There is a key misconception when addressing the question of when to remove a load bearing wall, and that is the underestimation of the wall’s capabilities. Again, if there is more than one load bearing wall, as there usually is, chances are that the two are helping each other out. Because of such teamwork, greater weights can be held, meaning that taking one down could lead to a larger area of instability.
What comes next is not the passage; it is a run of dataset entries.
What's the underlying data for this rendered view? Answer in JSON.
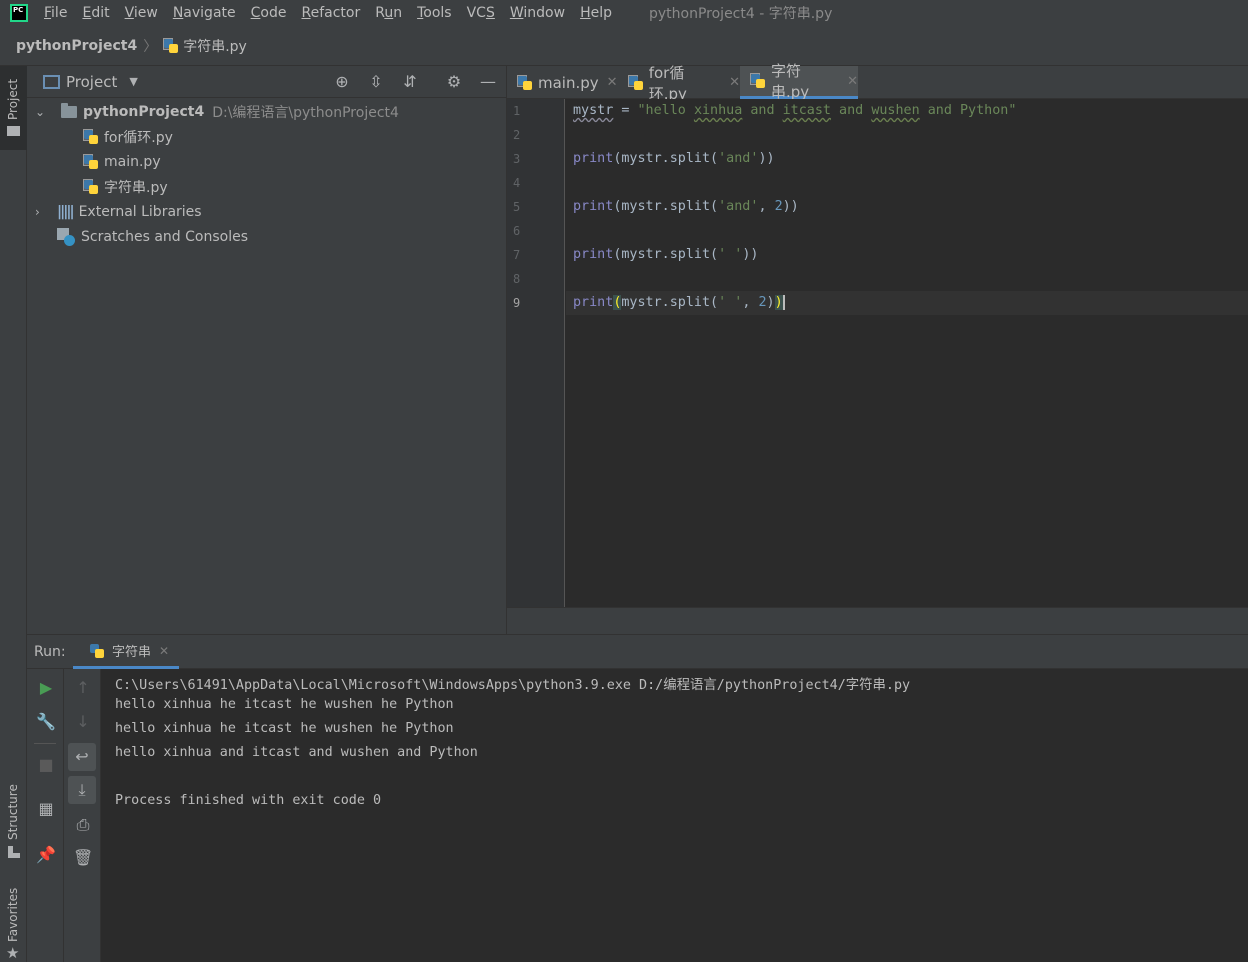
{
  "menubar": {
    "items": [
      {
        "label": "File",
        "mnemonic_index": 0
      },
      {
        "label": "Edit",
        "mnemonic_index": 0
      },
      {
        "label": "View",
        "mnemonic_index": 0
      },
      {
        "label": "Navigate",
        "mnemonic_index": 0
      },
      {
        "label": "Code",
        "mnemonic_index": 0
      },
      {
        "label": "Refactor",
        "mnemonic_index": 0
      },
      {
        "label": "Run",
        "mnemonic_index": 1
      },
      {
        "label": "Tools",
        "mnemonic_index": 0
      },
      {
        "label": "VCS",
        "mnemonic_index": 2
      },
      {
        "label": "Window",
        "mnemonic_index": 0
      },
      {
        "label": "Help",
        "mnemonic_index": 0
      }
    ],
    "window_title": "pythonProject4 - 字符串.py",
    "logo_text": "PC"
  },
  "breadcrumb": {
    "project": "pythonProject4",
    "separator": "〉",
    "file": "字符串.py"
  },
  "left_strip": {
    "project_label": "Project",
    "structure_label": "Structure",
    "favorites_label": "Favorites"
  },
  "project_panel": {
    "title": "Project",
    "tree": {
      "root_name": "pythonProject4",
      "root_path": "D:\\编程语言\\pythonProject4",
      "files": [
        "for循环.py",
        "main.py",
        "字符串.py"
      ],
      "external_libraries": "External Libraries",
      "scratches": "Scratches and Consoles"
    }
  },
  "editor": {
    "tabs": [
      {
        "label": "main.py",
        "active": false
      },
      {
        "label": "for循环.py",
        "active": false
      },
      {
        "label": "字符串.py",
        "active": true
      }
    ],
    "line_numbers": [
      "1",
      "2",
      "3",
      "4",
      "5",
      "6",
      "7",
      "8",
      "9"
    ],
    "code": {
      "l1_var": "mystr",
      "l1_op": " = ",
      "l1_q": "\"hello ",
      "l1_w1": "xinhua",
      "l1_s1": " and ",
      "l1_w2": "itcast",
      "l1_s2": " and ",
      "l1_w3": "wushen",
      "l1_s3": " and Python\"",
      "print_kw": "print",
      "l3_a": "(mystr.split(",
      "l3_str": "'and'",
      "l3_b": "))",
      "l5_a": "(mystr.split(",
      "l5_str": "'and'",
      "l5_c": ", ",
      "l5_num": "2",
      "l5_b": "))",
      "l7_a": "(mystr.split(",
      "l7_str": "' '",
      "l7_b": "))",
      "l9_p": "(",
      "l9_a": "mystr.split(",
      "l9_str": "' '",
      "l9_c": ", ",
      "l9_num": "2",
      "l9_b": ")",
      "l9_close": ")"
    }
  },
  "run_panel": {
    "label": "Run:",
    "tab_label": "字符串",
    "console_lines": [
      "C:\\Users\\61491\\AppData\\Local\\Microsoft\\WindowsApps\\python3.9.exe D:/编程语言/pythonProject4/字符串.py",
      "hello xinhua he itcast he wushen he Python",
      "hello xinhua he itcast he wushen he Python",
      "hello xinhua and itcast and wushen and Python",
      "",
      "Process finished with exit code 0"
    ]
  },
  "colors": {
    "accent": "#4a88c7",
    "keyword": "#8888c6",
    "string": "#6a8759",
    "number": "#6897bb",
    "run_green": "#499c54"
  }
}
Much as in real-estate, location is crucial when considering the takedown of a load bearing wall. Note how the wall fits into the larger scheme of things in regards to the house. For example, there may be a load bearing wall only entitled as such for a specific room, meaning that taking down that particular load bearing wall will not bring down the house, only, potentially, the specific room’s stability. When load bearing walls that can be taken down are, often only floorboard warping, cracked finishings, or sagging floors occur, but not a collapsing roof.


A load bearing wall that should be removed is one that does not revolve around a second exit strategy for a particular room. In other words, a proximate door or window near to a load bearing wall is highly advised for the sake of fire safety—if a load bearing wall is destroyed thanks to a fire, the entire room, if not house, may come down, so there must not be any nearby dead ends.